The cofounder of Home Depot said people now lacked the motivation to work because of what he called “socialism.”
The rise of socialism was why “nobody works, nobody gives a damn,” Bernie Marcus said in an interview with The Financial Times on Thursday. “‘Just give it to me. Send me money. I don’t want to work — I’m too lazy, I’m too fat, I’m too stupid’.”
The 93-year-old also said the retailer would not have been very successful had it been launched in today’s business climate. “We would end up with 15, 16 stores. I don’t know that we could go further,” Marcus told the FT.
Marcus and Arthur Blank opened their first two stores in Atlanta, Georgia, in 1979.
Home Depot now has about 2,300 stores in North America and posted sales of $151 billion for its most recent financial year. The company is worth $321 billion and its shares have risen by two thirds over the past five years.
“I’m worried about capitalism,” Marcus told The Financial Times. “Capitalism is the basis of Home Depot [and] millions of people have earned this success and had success. I’m talking manufacturers, vendors and distributors and people that work for us [who have been] able to enrich themselves by the journey of Home Depot. That’s the success. That’s why capitalism works.”
Marcus backed Donald Trump’s presidential campaign in 2016 and again in 2019, triggering calls on social media to boycott Home Depot. The company distanced itself from the remarks in 2019.
He said in the FT interview: “We used to have free speech here. We don’t have it. The woke people have taken over the world. You know, I imagine today they can’t attack me. I’m 93. Who gives a crap about Bernie Marcus?”
Despite having had five heart operations bypasses, Marcus told the FT he “would rather wear out than rust out.”
In October Marcus published his latest book “Kick Up Some Dust: Lessons on Thinking Big, Giving Back, and Doing It Yourself” co-authored with history professor Catherine Lewis.

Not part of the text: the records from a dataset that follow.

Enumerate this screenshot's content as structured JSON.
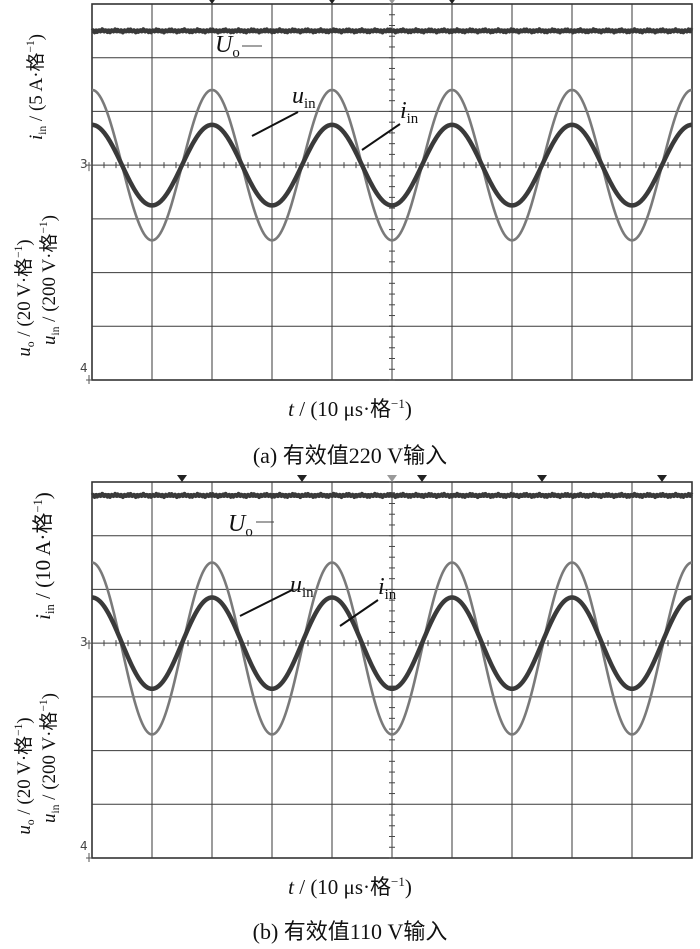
{
  "chart_data": [
    {
      "type": "line",
      "caption": "(a)  有效值220 V输入",
      "xlabel": {
        "var": "t",
        "unit": " / (10 μs·格",
        "exp": "−1",
        "close": ")"
      },
      "ylabel_top": {
        "var": "i",
        "sub": "in",
        "unit": " / (5 A·格",
        "exp": "−1",
        "close": ")"
      },
      "ylabel_bottom_1": {
        "var": "u",
        "sub": "o",
        "unit": " / (20 V·格",
        "exp": "−1",
        "close": ")"
      },
      "ylabel_bottom_2": {
        "var": "u",
        "sub": "in",
        "unit": " / (200 V·格",
        "exp": "−1",
        "close": ")"
      },
      "grid": {
        "x_divisions": 10,
        "y_divisions": 7
      },
      "x_range_div": [
        0,
        10
      ],
      "y_range_div": [
        -4,
        3
      ],
      "ground_marker": "3",
      "bottom_marker": "4",
      "trigger_marks": [
        2,
        4,
        6
      ],
      "series": [
        {
          "name": "U",
          "sub": "o",
          "kind": "dc",
          "level_div": 2.5,
          "color": "#3a3a3a"
        },
        {
          "name": "u",
          "sub": "in",
          "kind": "sine",
          "amplitude_div": 1.4,
          "period_div": 2.0,
          "peak_at_div": 0.0,
          "offset_div": 0,
          "color": "#7a7a7a"
        },
        {
          "name": "i",
          "sub": "in",
          "kind": "sine",
          "amplitude_div": 0.75,
          "period_div": 2.0,
          "peak_at_div": 0.0,
          "offset_div": 0,
          "color": "#3a3a3a"
        }
      ],
      "annotations": [
        {
          "series": "u",
          "sub": "in"
        },
        {
          "series": "i",
          "sub": "in"
        }
      ]
    },
    {
      "type": "line",
      "caption": "(b)  有效值110 V输入",
      "xlabel": {
        "var": "t",
        "unit": " / (10 μs·格",
        "exp": "−1",
        "close": ")"
      },
      "ylabel_top": {
        "var": "i",
        "sub": "in",
        "unit": " / (10 A·格",
        "exp": "−1",
        "close": ")"
      },
      "ylabel_bottom_1": {
        "var": "u",
        "sub": "o",
        "unit": " / (20 V·格",
        "exp": "−1",
        "close": ")"
      },
      "ylabel_bottom_2": {
        "var": "u",
        "sub": "in",
        "unit": " / (200 V·格",
        "exp": "−1",
        "close": ")"
      },
      "grid": {
        "x_divisions": 10,
        "y_divisions": 7
      },
      "x_range_div": [
        0,
        10
      ],
      "y_range_div": [
        -4,
        3
      ],
      "ground_marker": "3",
      "bottom_marker": "4",
      "trigger_marks": [
        1.5,
        3.5,
        5.5,
        7.5,
        9.5
      ],
      "series": [
        {
          "name": "U",
          "sub": "o",
          "kind": "dc",
          "level_div": 2.75,
          "color": "#3a3a3a"
        },
        {
          "name": "u",
          "sub": "in",
          "kind": "sine",
          "amplitude_div": 1.6,
          "period_div": 2.0,
          "peak_at_div": 0.0,
          "offset_div": -0.1,
          "color": "#7a7a7a"
        },
        {
          "name": "i",
          "sub": "in",
          "kind": "sine",
          "amplitude_div": 0.85,
          "period_div": 2.0,
          "peak_at_div": 0.0,
          "offset_div": 0.0,
          "color": "#3a3a3a"
        }
      ],
      "annotations": [
        {
          "series": "u",
          "sub": "in"
        },
        {
          "series": "i",
          "sub": "in"
        }
      ]
    }
  ]
}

He told the newspaper that the book was an attempt to explain to his children and grandchildren why he didn’t spend much time with them: “Part of the reason that we wrote the book … was apologizing to them for not being there for everything that they did.”
Marcus and his wife Billi were among the first to sign up to The Giving Pledge, set up by Warren Buffett, Bill Gates and his then-wife Melinda French Gates in 2010. Its signatories promise to dedicate of their wealth to charitable causes in their lifetimes.
Home Depot did not immediately respond to a request for comment from Insider.